Less than half of tobacco users in multiple states across India receive advice from doctors to quit the habit, according to a study that health experts say reveals the scale at which health-care providers disregard tobacco-control guidelines.

The study found that only 51 per cent of a nationwide sample of 16,484 tobacco users received quit advice during visits to their health-care providers, although the National Tobacco Control Guidelines recommend doctors should ask all users to do so.

The proportions of tobacco users advised to quit ranged from under 35 per cent in Assam, Bengal, Haryana, Jharkhand and Punjab to under 45 per cent in Kerala, Karnataka and Maharashtra. Himachal Pradesh was the only state where over 65 per cent of tobacco users received quit advice.

The study by health researchers at the International Institute of Population Sciences, Mumbai, has also found that only 30 per cent of a sample of 93,522 tobacco users had attempted to quit.

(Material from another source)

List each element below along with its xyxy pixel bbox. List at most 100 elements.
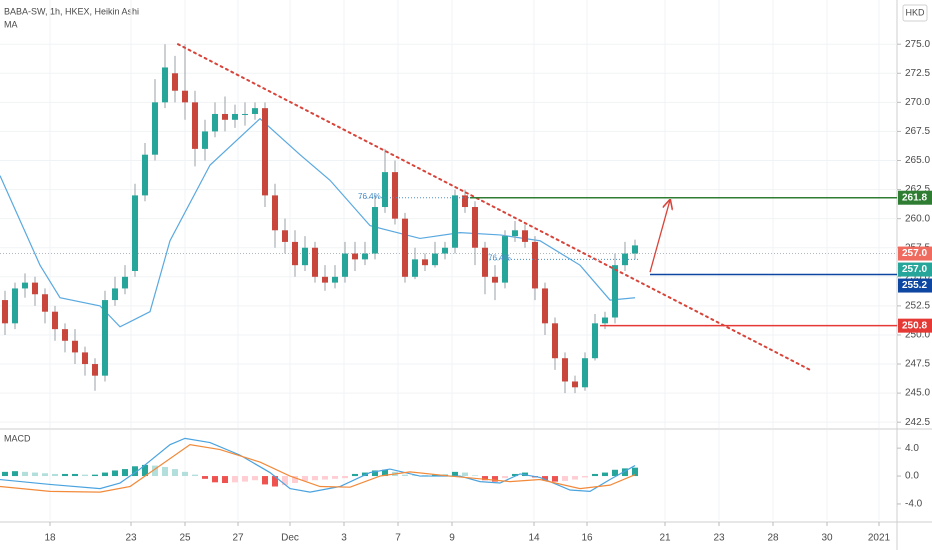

The findings underscore a “missed opportunity” for doctors to intervene and reinforce the need to quit when tobacco users approach them, IIPS researchers Manas Ranjan Pradhan and Surendra Kumar Patel wrote in their study, just published in the journal Addictive Behaviours.

Health studies in the past have suggested that quit advice from doctors, among other anti-tobacco measures, is an influential intervention in efforts to curb consumption as their recommendations are considered important and trustworthy.

“The problem is that doctors don’t always ask every patient whether he or she is a tobacco user,” said Pankaj Chaturvedi, a senior surgeon and oncologist at the Tata Memorial Centre, Mumbai. “Whether a person is in for knee pain or fever, they have to ask and recommend quitting.”

Chaturvedi, who was not associated with the study, said research had shown that two minutes of physicians’ advice had a stronger effect on influencing tobacco users than nicotine-replacement therapy or electronic cigarettes.

The IIPS researchers probed efforts to quit by a sample of 93,522 tobacco users aged between 15 and 49 years and the interactions of a smaller sample 16,484 such people who had visited doctors over the past year.

They found that states with higher proportions of tobacco users who received quit advice also had higher proportions of consumers who actually tried to quit.

In Assam, Bengal and Jharkhand, for example, where relatively fewer received the quit advice, only 25 per cent tobacco users had attempted giving up the habit. However, in Kerala, Karnataka or Maharashtra, 25 to 30 per cent had tried to quit.